# X3



## RAXL (Jul 9, 2004)

Hmm. Lots of nonsense going on in X Men land.
Cyclops and Professor X get off'ed in the last version of the script. Mystique gets turned human. 
Kelsey Grammer is the Beast. The Nightcrawler guy has left the movie. Angel is the new X man. Gambit has a cameo.


----------



## Sinister (Apr 18, 2004)

Eh? Last I heard, FOX had decided not to put Nightcrawler in the flick. Where did all this other nonsense come from?


----------



## RAXL (Jul 9, 2004)

Ah, I got it all from AICN. Nightcrawler was in the draft they got leaked to them, but the actor now says he's out. 
Oh, and Storm is the leader. Cause everyone loves Halle Berry
...right? :voorhees:  I mean, she was so great in CATWOMAN.And has been soooo great in the previous X movies. :voorhees: 
And Wolverine is a ****ing pussy, who doesn't do anything but sleep with Storm.


----------



## Sinister (Apr 18, 2004)

If they nix Cyclops, then there isn't ANY hope of Sinister, Apocalypse, Cable or any of the better characters that the X-Men titles have introduced EVER appearing. Sinister is definitely linked to the Summers bloodline and Apocalypse made Sinister, Cable is Cyclops' son, etc. etc. It would be terrible and quite stupid to have Magneto as the heavy in every ****ing movie.

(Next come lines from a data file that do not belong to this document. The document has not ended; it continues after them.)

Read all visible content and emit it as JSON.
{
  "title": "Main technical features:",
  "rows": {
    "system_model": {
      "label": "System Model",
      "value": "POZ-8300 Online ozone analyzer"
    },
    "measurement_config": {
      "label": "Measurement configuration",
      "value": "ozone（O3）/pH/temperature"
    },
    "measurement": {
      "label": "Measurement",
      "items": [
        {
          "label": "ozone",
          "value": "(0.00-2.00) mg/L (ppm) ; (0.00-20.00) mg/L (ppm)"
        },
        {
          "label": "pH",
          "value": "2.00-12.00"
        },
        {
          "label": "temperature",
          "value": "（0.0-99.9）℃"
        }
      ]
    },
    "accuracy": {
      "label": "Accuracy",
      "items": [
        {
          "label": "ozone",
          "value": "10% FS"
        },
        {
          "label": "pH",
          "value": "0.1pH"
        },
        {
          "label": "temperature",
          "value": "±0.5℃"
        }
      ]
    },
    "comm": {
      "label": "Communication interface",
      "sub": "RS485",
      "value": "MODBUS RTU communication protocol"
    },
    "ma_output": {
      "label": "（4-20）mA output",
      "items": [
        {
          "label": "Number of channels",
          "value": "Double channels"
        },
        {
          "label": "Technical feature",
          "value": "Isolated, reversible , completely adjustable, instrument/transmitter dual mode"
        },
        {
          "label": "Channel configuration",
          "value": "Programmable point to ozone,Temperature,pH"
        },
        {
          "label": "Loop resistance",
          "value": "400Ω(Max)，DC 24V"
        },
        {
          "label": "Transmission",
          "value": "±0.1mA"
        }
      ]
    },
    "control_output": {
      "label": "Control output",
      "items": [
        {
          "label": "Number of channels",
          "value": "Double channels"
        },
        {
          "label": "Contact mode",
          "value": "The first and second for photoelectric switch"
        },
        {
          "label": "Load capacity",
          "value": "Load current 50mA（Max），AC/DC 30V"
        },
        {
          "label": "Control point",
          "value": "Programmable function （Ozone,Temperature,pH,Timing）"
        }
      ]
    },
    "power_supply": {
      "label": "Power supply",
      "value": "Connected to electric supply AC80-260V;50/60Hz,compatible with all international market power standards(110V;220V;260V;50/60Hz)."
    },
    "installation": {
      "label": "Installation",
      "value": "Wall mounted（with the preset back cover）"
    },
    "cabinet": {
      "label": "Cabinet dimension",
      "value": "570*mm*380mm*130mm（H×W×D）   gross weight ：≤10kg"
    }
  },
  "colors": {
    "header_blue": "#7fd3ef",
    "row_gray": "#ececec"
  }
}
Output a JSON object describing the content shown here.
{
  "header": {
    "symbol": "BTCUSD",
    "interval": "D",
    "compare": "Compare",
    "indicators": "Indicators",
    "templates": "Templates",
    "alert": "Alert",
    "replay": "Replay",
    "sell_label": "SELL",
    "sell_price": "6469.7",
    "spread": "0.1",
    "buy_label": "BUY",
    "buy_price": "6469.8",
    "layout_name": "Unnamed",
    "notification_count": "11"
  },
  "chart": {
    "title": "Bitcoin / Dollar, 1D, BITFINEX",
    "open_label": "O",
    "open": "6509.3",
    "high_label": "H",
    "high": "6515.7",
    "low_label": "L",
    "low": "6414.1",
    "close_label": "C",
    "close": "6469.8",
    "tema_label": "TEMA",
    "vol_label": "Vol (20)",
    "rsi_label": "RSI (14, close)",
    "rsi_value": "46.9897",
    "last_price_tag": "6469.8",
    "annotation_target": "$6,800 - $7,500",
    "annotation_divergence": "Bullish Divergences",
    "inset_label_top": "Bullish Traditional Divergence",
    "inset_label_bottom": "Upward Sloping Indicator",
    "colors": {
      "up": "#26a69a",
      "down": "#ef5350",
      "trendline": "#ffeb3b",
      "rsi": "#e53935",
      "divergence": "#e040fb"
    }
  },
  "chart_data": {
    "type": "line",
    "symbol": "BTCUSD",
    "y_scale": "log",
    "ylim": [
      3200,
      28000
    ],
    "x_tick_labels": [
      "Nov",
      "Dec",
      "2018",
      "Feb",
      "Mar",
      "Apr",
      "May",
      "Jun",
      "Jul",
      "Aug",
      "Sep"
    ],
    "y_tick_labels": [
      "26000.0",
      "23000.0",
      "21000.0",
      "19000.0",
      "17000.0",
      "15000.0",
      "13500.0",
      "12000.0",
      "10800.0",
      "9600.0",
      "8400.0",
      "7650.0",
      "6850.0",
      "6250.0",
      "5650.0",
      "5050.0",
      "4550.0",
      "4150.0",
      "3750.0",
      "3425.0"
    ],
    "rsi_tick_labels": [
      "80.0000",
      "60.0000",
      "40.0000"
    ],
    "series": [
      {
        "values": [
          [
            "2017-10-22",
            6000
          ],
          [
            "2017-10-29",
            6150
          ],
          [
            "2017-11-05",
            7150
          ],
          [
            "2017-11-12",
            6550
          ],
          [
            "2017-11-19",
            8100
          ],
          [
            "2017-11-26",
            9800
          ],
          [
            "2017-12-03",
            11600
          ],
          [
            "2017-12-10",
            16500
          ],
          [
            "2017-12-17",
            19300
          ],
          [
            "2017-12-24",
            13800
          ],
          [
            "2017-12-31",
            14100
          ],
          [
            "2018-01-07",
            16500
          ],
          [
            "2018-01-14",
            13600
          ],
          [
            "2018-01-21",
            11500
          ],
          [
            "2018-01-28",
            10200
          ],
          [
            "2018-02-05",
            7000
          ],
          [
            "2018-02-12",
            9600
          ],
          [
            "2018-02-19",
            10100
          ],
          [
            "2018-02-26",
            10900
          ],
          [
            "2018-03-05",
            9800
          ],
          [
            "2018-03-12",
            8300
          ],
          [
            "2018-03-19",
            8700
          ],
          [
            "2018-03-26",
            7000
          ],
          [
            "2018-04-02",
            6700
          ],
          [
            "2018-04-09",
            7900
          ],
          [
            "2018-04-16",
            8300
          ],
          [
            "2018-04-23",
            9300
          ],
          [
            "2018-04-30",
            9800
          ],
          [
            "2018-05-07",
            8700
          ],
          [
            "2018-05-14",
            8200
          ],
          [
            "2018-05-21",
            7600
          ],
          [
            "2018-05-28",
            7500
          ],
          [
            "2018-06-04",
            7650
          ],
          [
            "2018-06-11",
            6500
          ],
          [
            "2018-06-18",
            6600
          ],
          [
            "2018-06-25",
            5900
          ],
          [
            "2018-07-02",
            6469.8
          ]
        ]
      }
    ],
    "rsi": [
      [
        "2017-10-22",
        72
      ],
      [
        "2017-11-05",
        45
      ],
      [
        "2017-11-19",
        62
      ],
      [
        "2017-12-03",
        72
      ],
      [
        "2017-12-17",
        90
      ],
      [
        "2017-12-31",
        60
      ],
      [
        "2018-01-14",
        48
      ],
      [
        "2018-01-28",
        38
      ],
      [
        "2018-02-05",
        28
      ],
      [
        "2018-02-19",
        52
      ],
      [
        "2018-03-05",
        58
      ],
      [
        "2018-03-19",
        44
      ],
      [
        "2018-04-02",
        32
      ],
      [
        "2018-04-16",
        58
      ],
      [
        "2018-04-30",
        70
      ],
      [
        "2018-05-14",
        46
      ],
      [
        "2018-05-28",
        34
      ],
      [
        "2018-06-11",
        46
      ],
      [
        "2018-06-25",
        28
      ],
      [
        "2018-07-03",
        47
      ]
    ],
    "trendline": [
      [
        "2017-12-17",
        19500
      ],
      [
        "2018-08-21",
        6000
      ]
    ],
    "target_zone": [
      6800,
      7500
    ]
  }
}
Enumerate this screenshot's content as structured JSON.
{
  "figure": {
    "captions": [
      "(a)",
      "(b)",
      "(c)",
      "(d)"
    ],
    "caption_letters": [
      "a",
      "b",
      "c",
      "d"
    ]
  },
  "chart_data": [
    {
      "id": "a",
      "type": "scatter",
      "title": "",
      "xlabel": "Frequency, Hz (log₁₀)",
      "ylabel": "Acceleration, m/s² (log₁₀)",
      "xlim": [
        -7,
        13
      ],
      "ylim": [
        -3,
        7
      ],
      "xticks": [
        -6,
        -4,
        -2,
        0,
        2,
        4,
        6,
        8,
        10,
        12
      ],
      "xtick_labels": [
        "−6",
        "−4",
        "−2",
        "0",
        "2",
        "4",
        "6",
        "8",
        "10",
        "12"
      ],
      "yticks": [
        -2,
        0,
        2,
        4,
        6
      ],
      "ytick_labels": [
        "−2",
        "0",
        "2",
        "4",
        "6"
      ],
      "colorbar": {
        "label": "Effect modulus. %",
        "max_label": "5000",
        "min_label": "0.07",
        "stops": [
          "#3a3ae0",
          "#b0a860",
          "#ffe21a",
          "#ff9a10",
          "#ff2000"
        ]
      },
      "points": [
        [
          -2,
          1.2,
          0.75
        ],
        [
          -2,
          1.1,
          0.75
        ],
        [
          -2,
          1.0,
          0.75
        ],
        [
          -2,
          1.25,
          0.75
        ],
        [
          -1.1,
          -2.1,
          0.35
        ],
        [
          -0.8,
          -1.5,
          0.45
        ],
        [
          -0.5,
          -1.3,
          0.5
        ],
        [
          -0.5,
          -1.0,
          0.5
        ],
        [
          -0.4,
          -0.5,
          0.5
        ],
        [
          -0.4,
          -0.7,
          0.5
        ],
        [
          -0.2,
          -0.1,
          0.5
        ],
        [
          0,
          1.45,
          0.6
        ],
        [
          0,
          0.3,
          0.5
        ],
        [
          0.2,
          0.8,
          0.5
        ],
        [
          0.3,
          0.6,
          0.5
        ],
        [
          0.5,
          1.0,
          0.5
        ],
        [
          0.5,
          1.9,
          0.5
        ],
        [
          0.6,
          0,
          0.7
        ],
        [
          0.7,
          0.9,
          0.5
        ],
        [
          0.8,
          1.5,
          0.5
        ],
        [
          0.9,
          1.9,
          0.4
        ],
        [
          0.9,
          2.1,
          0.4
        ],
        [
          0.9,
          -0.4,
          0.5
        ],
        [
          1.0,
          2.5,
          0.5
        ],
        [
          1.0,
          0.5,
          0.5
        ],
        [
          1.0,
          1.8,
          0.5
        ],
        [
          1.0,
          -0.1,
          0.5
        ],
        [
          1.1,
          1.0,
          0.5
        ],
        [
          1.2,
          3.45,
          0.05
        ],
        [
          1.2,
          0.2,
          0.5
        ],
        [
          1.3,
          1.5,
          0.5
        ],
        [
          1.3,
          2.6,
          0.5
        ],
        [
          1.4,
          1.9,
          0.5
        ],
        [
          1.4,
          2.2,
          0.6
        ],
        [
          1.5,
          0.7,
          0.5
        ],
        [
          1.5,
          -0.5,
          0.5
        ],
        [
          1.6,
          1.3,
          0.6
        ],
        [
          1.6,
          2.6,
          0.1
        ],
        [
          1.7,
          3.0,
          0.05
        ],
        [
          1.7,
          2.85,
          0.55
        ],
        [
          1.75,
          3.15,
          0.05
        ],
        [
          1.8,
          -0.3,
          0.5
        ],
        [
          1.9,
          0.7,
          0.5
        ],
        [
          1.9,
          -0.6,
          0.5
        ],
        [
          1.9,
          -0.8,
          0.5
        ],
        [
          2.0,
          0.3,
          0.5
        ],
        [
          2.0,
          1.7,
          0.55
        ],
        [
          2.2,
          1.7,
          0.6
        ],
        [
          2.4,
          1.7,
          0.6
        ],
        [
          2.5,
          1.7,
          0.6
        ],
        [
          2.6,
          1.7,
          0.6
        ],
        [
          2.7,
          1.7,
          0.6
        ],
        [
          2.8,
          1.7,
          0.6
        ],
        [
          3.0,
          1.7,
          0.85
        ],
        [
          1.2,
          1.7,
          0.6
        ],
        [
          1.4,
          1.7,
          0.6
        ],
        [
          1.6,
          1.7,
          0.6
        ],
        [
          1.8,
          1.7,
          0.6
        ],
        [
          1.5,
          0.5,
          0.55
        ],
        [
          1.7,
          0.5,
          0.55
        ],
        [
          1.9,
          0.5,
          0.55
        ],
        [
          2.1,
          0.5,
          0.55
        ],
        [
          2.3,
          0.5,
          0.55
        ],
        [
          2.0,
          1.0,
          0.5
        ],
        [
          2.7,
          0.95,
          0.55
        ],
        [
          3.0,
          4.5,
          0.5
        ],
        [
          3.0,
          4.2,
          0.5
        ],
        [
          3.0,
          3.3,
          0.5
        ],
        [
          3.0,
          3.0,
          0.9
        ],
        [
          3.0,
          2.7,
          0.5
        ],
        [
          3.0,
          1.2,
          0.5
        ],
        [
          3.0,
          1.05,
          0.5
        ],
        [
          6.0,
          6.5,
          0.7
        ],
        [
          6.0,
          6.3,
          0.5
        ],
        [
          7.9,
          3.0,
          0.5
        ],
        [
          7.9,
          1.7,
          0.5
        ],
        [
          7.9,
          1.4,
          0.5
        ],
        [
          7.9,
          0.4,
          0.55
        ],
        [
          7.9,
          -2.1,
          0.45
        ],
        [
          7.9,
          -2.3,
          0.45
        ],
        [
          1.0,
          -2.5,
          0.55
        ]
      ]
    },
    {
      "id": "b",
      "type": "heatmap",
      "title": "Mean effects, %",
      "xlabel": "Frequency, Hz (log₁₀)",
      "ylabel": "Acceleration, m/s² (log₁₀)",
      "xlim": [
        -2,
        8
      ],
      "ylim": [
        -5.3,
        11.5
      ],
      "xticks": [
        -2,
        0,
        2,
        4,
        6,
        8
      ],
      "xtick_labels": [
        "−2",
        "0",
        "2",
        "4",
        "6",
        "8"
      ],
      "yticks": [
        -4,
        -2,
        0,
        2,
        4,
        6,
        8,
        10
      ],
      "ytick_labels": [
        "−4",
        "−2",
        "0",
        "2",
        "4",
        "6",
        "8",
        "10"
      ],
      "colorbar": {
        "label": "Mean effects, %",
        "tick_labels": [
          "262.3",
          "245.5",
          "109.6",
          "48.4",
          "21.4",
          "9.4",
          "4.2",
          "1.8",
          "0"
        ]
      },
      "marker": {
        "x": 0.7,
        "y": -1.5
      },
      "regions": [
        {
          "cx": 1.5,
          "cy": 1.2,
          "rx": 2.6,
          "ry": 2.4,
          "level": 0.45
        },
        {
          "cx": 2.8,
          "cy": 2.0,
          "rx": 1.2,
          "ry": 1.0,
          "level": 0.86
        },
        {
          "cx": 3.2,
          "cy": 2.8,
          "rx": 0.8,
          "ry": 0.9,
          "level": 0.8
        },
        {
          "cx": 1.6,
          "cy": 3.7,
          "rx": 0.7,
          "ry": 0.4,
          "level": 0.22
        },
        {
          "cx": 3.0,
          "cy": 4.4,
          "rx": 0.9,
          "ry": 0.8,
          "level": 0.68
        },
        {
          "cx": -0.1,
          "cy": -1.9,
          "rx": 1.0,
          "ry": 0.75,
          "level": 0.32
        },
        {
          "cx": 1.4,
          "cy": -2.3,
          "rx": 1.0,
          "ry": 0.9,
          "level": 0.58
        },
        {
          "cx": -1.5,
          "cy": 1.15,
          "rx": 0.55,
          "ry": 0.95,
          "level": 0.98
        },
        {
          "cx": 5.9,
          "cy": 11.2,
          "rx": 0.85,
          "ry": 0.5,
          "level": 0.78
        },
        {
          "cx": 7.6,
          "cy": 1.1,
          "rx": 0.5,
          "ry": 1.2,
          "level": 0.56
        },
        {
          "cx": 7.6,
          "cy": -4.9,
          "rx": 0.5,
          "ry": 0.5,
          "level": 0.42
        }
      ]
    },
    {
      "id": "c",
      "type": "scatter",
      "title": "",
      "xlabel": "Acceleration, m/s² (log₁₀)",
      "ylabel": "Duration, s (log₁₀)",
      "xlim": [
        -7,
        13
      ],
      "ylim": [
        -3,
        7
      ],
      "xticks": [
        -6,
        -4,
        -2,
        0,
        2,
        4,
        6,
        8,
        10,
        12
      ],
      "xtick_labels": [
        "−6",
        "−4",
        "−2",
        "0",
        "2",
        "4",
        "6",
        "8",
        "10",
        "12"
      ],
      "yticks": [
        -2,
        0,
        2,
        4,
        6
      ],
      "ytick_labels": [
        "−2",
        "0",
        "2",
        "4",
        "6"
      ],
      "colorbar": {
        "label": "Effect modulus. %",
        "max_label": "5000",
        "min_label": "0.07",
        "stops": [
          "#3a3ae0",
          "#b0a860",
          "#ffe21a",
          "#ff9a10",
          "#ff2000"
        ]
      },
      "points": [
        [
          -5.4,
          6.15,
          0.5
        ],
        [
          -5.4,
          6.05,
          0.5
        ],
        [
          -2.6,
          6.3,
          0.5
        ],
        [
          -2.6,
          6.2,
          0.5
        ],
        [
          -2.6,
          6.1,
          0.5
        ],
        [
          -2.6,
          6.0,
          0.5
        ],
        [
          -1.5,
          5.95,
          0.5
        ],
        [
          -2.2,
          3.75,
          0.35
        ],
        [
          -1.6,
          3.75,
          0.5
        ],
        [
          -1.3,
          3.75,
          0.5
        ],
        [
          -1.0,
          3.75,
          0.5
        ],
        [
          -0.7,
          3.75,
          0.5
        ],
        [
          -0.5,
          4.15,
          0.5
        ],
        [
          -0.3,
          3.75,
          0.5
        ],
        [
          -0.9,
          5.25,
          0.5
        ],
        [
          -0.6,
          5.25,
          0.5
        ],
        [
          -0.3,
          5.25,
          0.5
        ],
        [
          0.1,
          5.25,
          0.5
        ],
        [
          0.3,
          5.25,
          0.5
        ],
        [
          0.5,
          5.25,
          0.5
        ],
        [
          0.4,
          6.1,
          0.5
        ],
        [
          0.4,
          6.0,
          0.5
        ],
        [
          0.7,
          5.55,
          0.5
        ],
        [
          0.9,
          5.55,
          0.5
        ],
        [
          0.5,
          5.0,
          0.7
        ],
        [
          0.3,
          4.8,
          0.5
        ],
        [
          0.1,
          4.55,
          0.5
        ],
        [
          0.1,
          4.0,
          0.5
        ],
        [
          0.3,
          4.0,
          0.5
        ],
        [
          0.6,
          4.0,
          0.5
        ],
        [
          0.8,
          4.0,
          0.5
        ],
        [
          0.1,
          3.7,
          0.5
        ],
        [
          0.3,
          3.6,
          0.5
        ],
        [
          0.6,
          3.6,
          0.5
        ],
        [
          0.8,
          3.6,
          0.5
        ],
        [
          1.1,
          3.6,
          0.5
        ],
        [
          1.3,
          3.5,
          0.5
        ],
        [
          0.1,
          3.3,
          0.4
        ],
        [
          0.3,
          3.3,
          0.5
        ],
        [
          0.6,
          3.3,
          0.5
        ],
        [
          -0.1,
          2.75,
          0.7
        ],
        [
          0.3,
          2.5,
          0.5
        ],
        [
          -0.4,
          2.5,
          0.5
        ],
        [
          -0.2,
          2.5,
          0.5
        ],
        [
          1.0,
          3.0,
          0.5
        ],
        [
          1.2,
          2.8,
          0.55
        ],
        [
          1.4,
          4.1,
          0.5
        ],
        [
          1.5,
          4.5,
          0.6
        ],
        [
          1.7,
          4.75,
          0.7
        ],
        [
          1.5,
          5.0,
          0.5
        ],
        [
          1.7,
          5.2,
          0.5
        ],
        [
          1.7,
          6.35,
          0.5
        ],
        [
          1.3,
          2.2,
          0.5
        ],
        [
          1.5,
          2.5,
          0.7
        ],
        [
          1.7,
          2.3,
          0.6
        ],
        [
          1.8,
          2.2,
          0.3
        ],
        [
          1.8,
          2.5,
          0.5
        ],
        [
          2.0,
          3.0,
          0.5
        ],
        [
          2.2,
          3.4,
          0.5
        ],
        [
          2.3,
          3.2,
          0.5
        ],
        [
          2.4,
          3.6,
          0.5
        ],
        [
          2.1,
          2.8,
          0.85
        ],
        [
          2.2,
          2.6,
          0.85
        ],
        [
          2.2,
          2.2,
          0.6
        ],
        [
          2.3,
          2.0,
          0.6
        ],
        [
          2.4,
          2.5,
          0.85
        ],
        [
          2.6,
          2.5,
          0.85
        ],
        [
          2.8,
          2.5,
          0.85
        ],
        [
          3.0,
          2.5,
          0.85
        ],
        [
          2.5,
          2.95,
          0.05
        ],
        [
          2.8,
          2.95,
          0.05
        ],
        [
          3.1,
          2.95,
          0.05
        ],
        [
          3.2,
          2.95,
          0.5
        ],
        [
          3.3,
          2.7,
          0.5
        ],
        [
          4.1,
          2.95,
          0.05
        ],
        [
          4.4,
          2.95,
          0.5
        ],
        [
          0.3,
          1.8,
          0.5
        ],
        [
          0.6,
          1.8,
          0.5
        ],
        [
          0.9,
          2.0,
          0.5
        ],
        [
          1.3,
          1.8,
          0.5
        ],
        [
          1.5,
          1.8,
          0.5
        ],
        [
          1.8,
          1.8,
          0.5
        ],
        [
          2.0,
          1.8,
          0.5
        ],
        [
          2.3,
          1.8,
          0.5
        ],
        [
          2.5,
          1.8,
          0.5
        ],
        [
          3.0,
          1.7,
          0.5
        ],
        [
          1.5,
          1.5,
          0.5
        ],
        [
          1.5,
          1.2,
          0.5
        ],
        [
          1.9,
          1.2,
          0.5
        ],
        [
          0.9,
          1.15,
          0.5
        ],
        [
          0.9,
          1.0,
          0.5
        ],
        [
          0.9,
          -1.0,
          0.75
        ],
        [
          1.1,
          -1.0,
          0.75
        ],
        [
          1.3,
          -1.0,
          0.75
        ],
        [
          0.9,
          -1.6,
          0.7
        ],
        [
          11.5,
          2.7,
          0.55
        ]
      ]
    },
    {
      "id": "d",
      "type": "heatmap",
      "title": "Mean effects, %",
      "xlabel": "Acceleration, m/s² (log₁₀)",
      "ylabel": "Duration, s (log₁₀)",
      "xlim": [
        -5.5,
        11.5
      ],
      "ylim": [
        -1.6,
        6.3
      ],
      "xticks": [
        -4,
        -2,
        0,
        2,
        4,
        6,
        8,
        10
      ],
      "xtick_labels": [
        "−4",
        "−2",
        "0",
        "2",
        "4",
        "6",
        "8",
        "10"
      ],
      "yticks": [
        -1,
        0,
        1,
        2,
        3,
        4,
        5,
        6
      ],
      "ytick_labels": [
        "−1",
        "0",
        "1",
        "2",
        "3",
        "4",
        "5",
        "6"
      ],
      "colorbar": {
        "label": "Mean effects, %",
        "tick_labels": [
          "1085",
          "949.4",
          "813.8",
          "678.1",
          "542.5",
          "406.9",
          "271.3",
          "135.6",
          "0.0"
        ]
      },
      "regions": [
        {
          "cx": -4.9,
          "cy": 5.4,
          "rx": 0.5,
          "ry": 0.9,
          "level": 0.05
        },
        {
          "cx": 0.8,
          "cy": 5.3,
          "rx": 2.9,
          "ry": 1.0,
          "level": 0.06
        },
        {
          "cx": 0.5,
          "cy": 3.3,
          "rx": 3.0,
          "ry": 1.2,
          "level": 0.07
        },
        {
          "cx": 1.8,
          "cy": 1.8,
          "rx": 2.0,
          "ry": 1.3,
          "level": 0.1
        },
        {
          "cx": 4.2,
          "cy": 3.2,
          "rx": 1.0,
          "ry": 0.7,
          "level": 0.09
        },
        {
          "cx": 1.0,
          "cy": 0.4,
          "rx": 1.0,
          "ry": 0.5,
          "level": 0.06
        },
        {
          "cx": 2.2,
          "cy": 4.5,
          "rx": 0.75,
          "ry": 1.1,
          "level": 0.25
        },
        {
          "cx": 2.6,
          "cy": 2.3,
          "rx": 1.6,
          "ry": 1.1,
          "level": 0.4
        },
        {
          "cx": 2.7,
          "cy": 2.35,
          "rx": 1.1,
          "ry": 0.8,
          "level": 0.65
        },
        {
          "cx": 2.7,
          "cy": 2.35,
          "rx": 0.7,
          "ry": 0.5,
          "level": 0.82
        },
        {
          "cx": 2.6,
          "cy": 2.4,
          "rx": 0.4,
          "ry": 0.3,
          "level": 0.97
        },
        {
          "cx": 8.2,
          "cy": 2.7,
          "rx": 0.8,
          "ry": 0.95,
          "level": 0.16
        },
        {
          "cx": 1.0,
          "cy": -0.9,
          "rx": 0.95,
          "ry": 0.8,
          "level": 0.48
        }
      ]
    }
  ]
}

Want to kill off some X-Men? Try getting rid of Rogue (Since she doesn't have Ms. Marvel's powers, she really isn't worth a damn to the team.) Storm (Don't even get me started) and probably Iceman. So far they haven't been assets to the movies and I doubt anyone would really miss them.


----------



## Zombie-F (Apr 12, 2004)

With Bryan Singer busy on other projects and completely uninvolved with this one, I have a bad feeling that X3 will eat donkey balls.


----------



## Pete (Apr 13, 2004)

I'd be a lot more worried if the news came from anywhere but AICN. Those people report rumors and bull****.


----------



## Zombie-F (Apr 12, 2004)

Well, at the very least Kelsey Grammer is going to be the Beast. I heard that on the news the other day. That alone bothers me because Kelsey Grammer sucks.


----------



## Sinister (Apr 18, 2004)

Zombie-F said:


> Well, at the very least Kelsey Grammer is going to be the Beast. I heard that on the news the other day. That alone bothers me because Kelsey Grammer sucks.


BLASPHEMY! Grammer is perfect for the role. he's got that cultured voice like I always imagined Dr. Henry McCoy to have and besides, you won't be seeing much of his Frasier Crane persona on screen. Most likely since they got rid of one "blue" character (Doubtless the reasoning behind FOX studio decision to keep Nightcrawler out of the movie. Stupid.) to justify the presence of another. After all, it's what kept Beast out of the second one; at least in his furry state. Almost for seeing Beast alone is my main reason for wanting to check this out. He's always been one of my favorite X-Men.


----------



## RAXL (Jul 9, 2004)

And, I'm pretty sure that they are really killing Cyclops. 
James Marsden went over to Super Man with Bryan Singer, to be Jimmy Olsen,
and you know that must have really pissed FOX off. :voorhees:


----------